Previously in the company, different people used different types of computer and different software packages. To add to the complexity, they also used different email systems. The diversity was holding the firm and its associates back, so the decision was made to bring everything together. ‘If everyone’s using the same tools, it makes the job easier, doesn’t it?’ says finance director Nick Brown. ‘A common platform would improve productivity and knowledge sharing.’
Using advanced technology would also help the company support its artists. In addition, Brown wanted the company to become more efficient. He saw that hundreds of emails were going back and forth when it would be much more productive to store files centrally and give people joint access to them.
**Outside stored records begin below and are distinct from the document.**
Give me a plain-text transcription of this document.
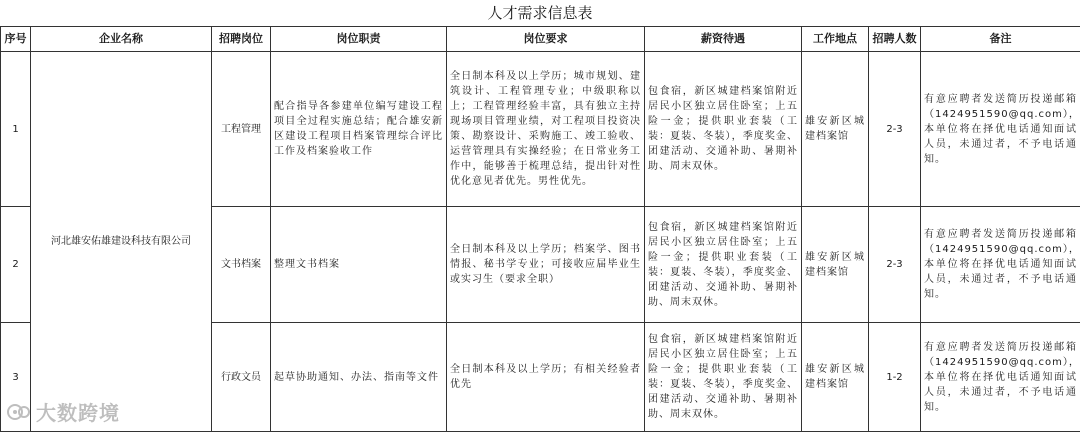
人才需求信息表
序号	企业名称	招聘岗位	岗位职责	岗位要求	薪资待遇	工作地点	招聘人数	备注
1	河北雄安佑雄建设科技有限公司	工程管理	配合指导各参建单位编写建设工程项目全过程实施总结；配合雄安新区建设工程项目档案管理综合评比工作及档案验收工作	全日制本科及以上学历；城市规划、建筑设计、工程管理专业；中级职称以上；工程管理经验丰富，具有独立主持现场项目管理业绩，对工程项目投资决策、勘察设计、采购施工、竣工验收、运营管理具有实操经验；在日常业务工作中，能够善于梳理总结，提出针对性优化意见者优先。男性优先。	包食宿，新区城建档案馆附近居民小区独立居住卧室；上五险一金；提供职业套装（工装：夏装、冬装），季度奖金、团建活动、交通补助、暑期补助、周末双休。	雄安新区城建档案馆	2-3	有意应聘者发送简历投递邮箱（1424951590@qq.com），本单位将在择优电话通知面试人员，未通过者，不予电话通知。
2		文书档案	整理文书档案	全日制本科及以上学历；档案学、图书情报、秘书学专业；可接收应届毕业生或实习生（要求全职）	包食宿，新区城建档案馆附近居民小区独立居住卧室；上五险一金；提供职业套装（工装：夏装、冬装），季度奖金、团建活动、交通补助、暑期补助、周末双休。	雄安新区城建档案馆	2-3	有意应聘者发送简历投递邮箱（1424951590@qq.com），本单位将在择优电话通知面试人员，未通过者，不予电话通知。
3		行政文员	起草协助通知、办法、指南等文件	全日制本科及以上学历；有相关经验者优先	包食宿，新区城建档案馆附近居民小区独立居住卧室；上五险一金；提供职业套装（工装：夏装、冬装），季度奖金、团建活动、交通补助、暑期补助、周末双休。	雄安新区城建档案馆	1-2	有意应聘者发送简历投递邮箱（1424951590@qq.com），本单位将在择优电话通知面试人员，未通过者，不予电话通知。
大数跨境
With people working in far-flung parts of the country, bringing in Microsoft Online Services gave the company new ways to communicate, regardless of the geographical distance between employees. Exchange Online let everyone in the company share the same email system and access it using Microsoft Outlook 2010. SharePoint online gave everyone in the company access to a private, secure internal intranet website. Finally, Office Communications Online offered the company an instant message system that works well for quick requests and fast exchanges in real time. Says Brown, ‘Microsoft is obviously thinking about how to make people’s lives easier,” says Brown. ‘It’s a bit like [a high end car] – it doesn’t look much different but you really appreciate the details.’
Based near the famous Bodmin Moor in Cornwall, UK, Cornish pasty maker Proper Cornish wanted to operate a standardised way of communicating that was cost-effective, low maintenance, and provided one email address for employees across the company.
IT Manager Mark Lowe explains, ‘With the business growing, we were taking on more office staff at our premises in Redruth. We had wanted a consistent e-mail address and one way of working for some time, and the introduction of the new employees – and the emergence of cloud computing and online services – made it an ideal time to consider a change.’
A low-maintenance, cost-effective solution was imperative. Lowe continues, ‘Proper Cornish was running two email servers inhouse and they cost us £4 per day, plus the cost of someone to support and maintain them. Costs were getting out of control. Plus, email maintenance and dealing with spam was starting to take up far too much of our time. The opportunity to buy an email system that was hosted for us and available to buy on a per-user, per-month basis seemed like the logical step forward.’
As for the company’s IT team, they are now able to focus on other priorities, such as enhancing their wider IT infrastructure to support the growing business. Lowe says, ‘We have freed up a third of our time now we no longer have to maintain and manage the email servers. We can now spend this time helping the business with other, more pressing IT requirements.’